People in prison are disciplined for refusing to work even when they are mentally or physically unable to perform the assigned task. There are men here with untreated injuries, degenerative conditions, serious mental illness—and still, refusal is met with sanctions. Write-ups. Lost parole dates. Transfers to higher-security prisons. Extended time in cages.

That is not a job. That is coercion. That is slavery—rebranded for the 21st century.

The question before the court is whether this system is legal under Alabama’s new constitution. But the question before the public is even more urgent: will we allow companies to profit from forced labor, while branding it “corrections”? Will we let corporate lawyers rewrite the meaning of abolition from inside federal courtrooms?

Alabama voters already made their decision. They banned slavery. Now it’s time for the courts—and the corporations—to honor that decision.

Anheuser-Busch can’t have it both ways. If they stand for justice, they must say so.

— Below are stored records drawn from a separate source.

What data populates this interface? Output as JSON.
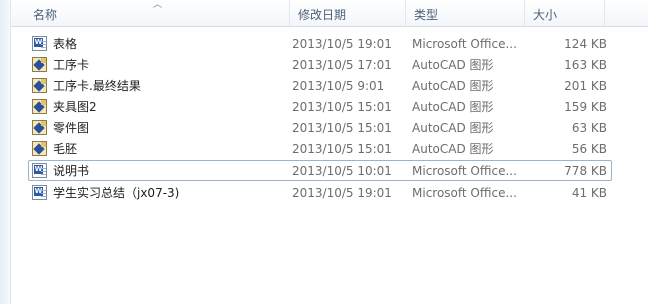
{
  "columns": {
    "name": "名称",
    "date": "修改日期",
    "type": "类型",
    "size": "大小"
  },
  "files": [
    {
      "name": "表格",
      "date": "2013/10/5 19:01",
      "type": "Microsoft Office...",
      "size": "124 KB",
      "icon": "word-document-icon"
    },
    {
      "name": "工序卡",
      "date": "2013/10/5 17:01",
      "type": "AutoCAD 图形",
      "size": "163 KB",
      "icon": "autocad-drawing-icon"
    },
    {
      "name": "工序卡.最终结果",
      "date": "2013/10/5 9:01",
      "type": "AutoCAD 图形",
      "size": "201 KB",
      "icon": "autocad-drawing-icon"
    },
    {
      "name": "夹具图2",
      "date": "2013/10/5 15:01",
      "type": "AutoCAD 图形",
      "size": "159 KB",
      "icon": "autocad-drawing-icon"
    },
    {
      "name": "零件图",
      "date": "2013/10/5 15:01",
      "type": "AutoCAD 图形",
      "size": "63 KB",
      "icon": "autocad-drawing-icon"
    },
    {
      "name": "毛胚",
      "date": "2013/10/5 15:01",
      "type": "AutoCAD 图形",
      "size": "56 KB",
      "icon": "autocad-drawing-icon"
    },
    {
      "name": "说明书",
      "date": "2013/10/5 10:01",
      "type": "Microsoft Office...",
      "size": "778 KB",
      "icon": "word-document-icon"
    },
    {
      "name": "学生实习总结（jx07-3)",
      "date": "2013/10/5 19:01",
      "type": "Microsoft Office...",
      "size": "41 KB",
      "icon": "word-document-icon"
    }
  ],
  "colors": {
    "header_text": "#4c607a",
    "secondary_text": "#6d6d6d",
    "focus_border": "#9ab3cf"
  }
}
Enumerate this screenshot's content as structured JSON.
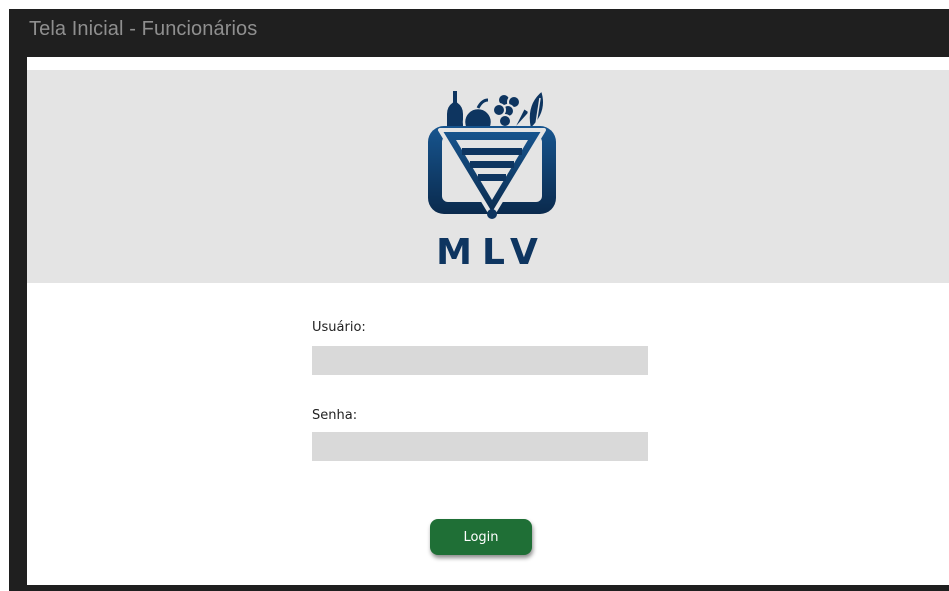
{
  "window": {
    "title": "Tela Inicial - Funcionários"
  },
  "logo": {
    "text": "MLV",
    "icon": "grocery-basket-logo",
    "color": "#0e3560"
  },
  "form": {
    "user_label": "Usuário:",
    "user_value": "",
    "password_label": "Senha:",
    "password_value": "",
    "login_label": "Login"
  },
  "colors": {
    "titlebar_bg": "#1f1f1f",
    "logo_band_bg": "#e4e4e4",
    "input_bg": "#d9d9d9",
    "button_bg": "#1f6f36"
  }
}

If not, their name will remain attached to a defense that argues—in plain terms—that the right to be free from slavery does not belong to everyone.

The stakes could not be clearer. And neither could the line that’s been crossed.

Shaun Traywick

Shaun Traywick, known as “Swift Justice,” is a writer, prison abolitionist, and co-founder of Unheard Voices of the Concrete Jungle, a grassroots collective dedicated to elevating the experiences of incarcerated individuals in Alabama and beyond. He has become a leading voice in exposing abuses within the prison labor system and systemic violence in correctional facilities. His advocacy has been both personal and persistent: after enduring years in solitary confinement as retaliation for speaking out, Traywick has continued organizing from behind bars. His writing and efforts have been featured in Alabama Political Reporter, Rolling Stone, Solitary Watch, and other outlets — bringing national attention to deep-seated issues within the prison system.